Resultó que los niños, llevados por mamá liebre hasta el escondrijo del corso y, en ausencia de la madre de este, acorralaban a la cría para descargar sobre su cabeza las piedras de que iban armados.
-¡Un momento, queridos niños míos! -exclamó el zorro interponiéndose acompañado del lobo -No habéis pensado en el daño que provocaréis por comer ahora aunque esta noche seguro que no os dormiréis sin cenar.
-¡Quítate de en medio! - gritaron los niños, pero estaban impresionados por la presencia del lobo. que, a parte de figurar, callaba prudentemente porque al final todo lo que dijera un lobo se acababa criticando y tergiversando - A nosotros nos robaron nuestra comida y ahora nos comeremos a ese -y señalaron con ahínco al corcillo.
-¡Un momento! -intervino el zorro de nuevo tratando de hacerse con la situación- ¿Si encontráis lo perdido os daríais por satisfechos?
Los niños respondieron que sí porque , entre otras razones, preferían almorzar sin cocinar.

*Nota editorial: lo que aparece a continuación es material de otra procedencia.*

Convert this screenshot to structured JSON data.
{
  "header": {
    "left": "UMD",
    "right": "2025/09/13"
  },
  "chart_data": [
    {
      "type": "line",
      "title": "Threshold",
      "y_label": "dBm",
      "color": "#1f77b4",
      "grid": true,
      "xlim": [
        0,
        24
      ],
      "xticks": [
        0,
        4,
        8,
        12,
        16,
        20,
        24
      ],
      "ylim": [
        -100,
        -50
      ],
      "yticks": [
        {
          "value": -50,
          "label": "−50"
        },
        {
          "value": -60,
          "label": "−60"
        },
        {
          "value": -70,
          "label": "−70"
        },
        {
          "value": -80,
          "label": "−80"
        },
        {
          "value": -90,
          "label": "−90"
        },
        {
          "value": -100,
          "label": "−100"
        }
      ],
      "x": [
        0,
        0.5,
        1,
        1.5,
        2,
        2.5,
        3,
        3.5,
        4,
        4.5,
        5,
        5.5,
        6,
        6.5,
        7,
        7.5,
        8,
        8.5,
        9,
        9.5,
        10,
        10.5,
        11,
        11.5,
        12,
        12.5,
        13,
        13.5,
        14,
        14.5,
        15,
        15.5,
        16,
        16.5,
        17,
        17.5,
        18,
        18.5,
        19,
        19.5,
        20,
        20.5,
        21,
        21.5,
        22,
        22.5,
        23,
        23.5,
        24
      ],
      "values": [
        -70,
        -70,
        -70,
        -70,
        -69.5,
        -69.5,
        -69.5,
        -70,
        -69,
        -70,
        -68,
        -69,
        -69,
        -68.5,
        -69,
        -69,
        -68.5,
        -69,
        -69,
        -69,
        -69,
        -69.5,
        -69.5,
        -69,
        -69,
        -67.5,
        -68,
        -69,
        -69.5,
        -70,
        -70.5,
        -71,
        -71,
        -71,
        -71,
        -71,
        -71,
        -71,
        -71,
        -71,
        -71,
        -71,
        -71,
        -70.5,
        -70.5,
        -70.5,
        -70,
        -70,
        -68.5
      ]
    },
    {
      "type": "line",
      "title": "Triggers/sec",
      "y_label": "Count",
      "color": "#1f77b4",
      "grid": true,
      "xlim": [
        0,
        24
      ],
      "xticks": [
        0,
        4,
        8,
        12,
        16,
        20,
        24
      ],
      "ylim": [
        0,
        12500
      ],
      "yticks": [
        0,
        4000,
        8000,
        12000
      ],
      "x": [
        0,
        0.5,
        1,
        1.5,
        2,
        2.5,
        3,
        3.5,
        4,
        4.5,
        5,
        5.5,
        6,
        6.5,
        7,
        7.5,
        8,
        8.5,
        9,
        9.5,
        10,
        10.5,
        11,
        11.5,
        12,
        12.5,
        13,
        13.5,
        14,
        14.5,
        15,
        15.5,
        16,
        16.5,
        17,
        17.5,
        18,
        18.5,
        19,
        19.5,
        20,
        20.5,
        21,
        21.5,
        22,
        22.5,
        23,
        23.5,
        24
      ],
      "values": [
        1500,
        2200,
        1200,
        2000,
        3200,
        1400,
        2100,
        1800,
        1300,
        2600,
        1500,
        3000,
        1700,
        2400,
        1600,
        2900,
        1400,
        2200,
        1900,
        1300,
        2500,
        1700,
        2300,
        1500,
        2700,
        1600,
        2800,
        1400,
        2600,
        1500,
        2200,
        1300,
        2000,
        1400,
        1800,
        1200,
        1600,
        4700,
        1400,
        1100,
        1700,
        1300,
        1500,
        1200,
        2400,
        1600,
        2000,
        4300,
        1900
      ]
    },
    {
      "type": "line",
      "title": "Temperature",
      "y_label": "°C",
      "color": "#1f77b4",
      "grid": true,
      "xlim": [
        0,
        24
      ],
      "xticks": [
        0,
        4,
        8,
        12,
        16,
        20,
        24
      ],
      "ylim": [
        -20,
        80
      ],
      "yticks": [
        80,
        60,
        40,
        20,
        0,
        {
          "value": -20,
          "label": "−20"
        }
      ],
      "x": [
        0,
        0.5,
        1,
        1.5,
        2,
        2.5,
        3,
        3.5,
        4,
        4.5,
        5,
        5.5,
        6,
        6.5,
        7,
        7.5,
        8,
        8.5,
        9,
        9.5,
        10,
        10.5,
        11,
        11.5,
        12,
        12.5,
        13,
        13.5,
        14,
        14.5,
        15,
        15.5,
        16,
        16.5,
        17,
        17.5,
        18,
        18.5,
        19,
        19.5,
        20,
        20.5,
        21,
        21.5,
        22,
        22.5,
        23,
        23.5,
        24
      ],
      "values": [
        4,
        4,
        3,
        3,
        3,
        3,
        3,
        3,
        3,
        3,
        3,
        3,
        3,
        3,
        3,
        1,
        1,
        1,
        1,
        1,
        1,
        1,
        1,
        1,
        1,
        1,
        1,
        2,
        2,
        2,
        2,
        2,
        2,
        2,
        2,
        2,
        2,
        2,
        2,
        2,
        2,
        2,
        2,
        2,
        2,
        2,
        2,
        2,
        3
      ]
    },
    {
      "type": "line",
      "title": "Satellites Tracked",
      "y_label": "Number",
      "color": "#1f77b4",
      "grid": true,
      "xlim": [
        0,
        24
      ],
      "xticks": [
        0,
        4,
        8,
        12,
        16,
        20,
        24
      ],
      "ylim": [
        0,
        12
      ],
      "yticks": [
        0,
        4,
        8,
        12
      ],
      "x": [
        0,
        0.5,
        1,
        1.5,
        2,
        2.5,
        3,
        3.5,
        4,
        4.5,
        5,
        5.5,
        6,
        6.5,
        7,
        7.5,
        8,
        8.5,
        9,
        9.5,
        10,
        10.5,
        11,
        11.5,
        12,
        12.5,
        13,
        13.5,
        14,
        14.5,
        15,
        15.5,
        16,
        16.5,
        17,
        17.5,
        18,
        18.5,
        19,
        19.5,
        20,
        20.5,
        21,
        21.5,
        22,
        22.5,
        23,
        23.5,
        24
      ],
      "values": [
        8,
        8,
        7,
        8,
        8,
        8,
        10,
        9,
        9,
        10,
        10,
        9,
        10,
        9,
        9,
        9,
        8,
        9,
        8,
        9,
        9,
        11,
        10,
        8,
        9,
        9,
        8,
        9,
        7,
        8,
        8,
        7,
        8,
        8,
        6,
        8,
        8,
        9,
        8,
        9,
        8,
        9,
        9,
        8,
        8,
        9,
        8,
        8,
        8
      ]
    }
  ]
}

-Nada más fácil entonces -aseguró el zorro categórico. - No creo que ningún animal del bosque haya robado vuestra cacerola ya que por lo general solo los humanos roban a los humanos que a su vez nos esquilman a todos. Pero no queremos porfiar sino encontrar vuestro almuerzo. Sé quién lo hará -concluyó y se puso a buscar a las hormigas, las de las grandes cabezas y mandíbulas como pinzas de carpintero. Así que dio con ellas, el zorro le explicó la situación a la soberana y esta respondió que nada más fácil que localizar la cacerola por estar sus súbditas desplegadas por todo el bosque. El zorro les prometió que si la encontraban podían rebañarla.
Según almorzaban, los niños prometieron que nunca más atacarían a las hormigas. Y luego tuvieron sueño y al despertar encontraron la cacerola bien limpia y sin una sola hormiga, por si las moscas.
Al caer el día, Yusuf e Hixam regresaron a la aldea deseando contar a Aisha lo sucedido, decirle que aquello que decía acerca del bosque era completamente cierto. Al acercase comprobaron que había gran cantidad de gente en la casa de la joven. Al mediodía el marido encontró que Aisha había fallecido y todo el mundo lo lamentaba porque era una excelente vecina y le daban las condolencias al viudo que tenía los ojos llorosos, en tanto que la madre ya no le hacía arrumacos a Miriam porque había partido para no volver y allí estaba la niña sin los brazos que la acunaban.
Toda la consternación, todo el dolor por la pérdida se dio por entero, pero al cabo la vida había de seguir y la gente fue olvidando a Aisha como la piedra que cae en medio del estanque sin dejar huella, tal y como si nunca sus pies hubieran caminado por la tierra. El propio marido empezó a ronear a Laila Mazud, una joven recién llegada de Tetuán y cuya familia no veía con malos ojos un posible matrimonio, porque al fin y al cabo aquel hombre necesitaba una esposa y la recién nacida una madre, y Laila era capaz de ocupar el lugar de cualquier mujer.
Puestas así las cosas, los niños se guardaron los secretos del bosque y llegaron a preguntarse, suspicaces, si se daba el caso de que sus propias cabras hablaban entre ellas y con los animales de allí. No sorprendieron a ninguna haciéndolo, pero todo era posible.
Sí, era verdad que desde que les faltó Aisha se sintieron como si una gran laguna de ausencia se extendiera ante ellos y el agua de esa laguna era la lástima por aquella que no había hecho mal ninguno. Era verdad que su vivencia del bosque los hizo más comprensivos, más apacibles, ¿y por qué no decirlo?: más felices.
Así que se adentraban en el bosque de Tadafu su aliento fresco y húmedo los acogía, el olor de la vegetación y del suelo, el zumbido de las abejas, el bordoneo de los abejorros o el estridente chirriar de las cigarras. Solían descansar en la penumbra sin dormirse del todo para no perder de vista el hato. En las ramas se oía la voz del ruiseñor, en competencia con el pinzón, el canto fino y enrevesado del jilguero que se enhebraba con el suave y dulce gorjeo del petirrojo. Allá arriba, durante la plenitud de la sobremesa, se oía el susurro del viento entre las hojas. Sí, era cierto que a veces el bosque cantaba y ellos aprendieron la tonadilla. Sí, y sus voces eran ya de esas.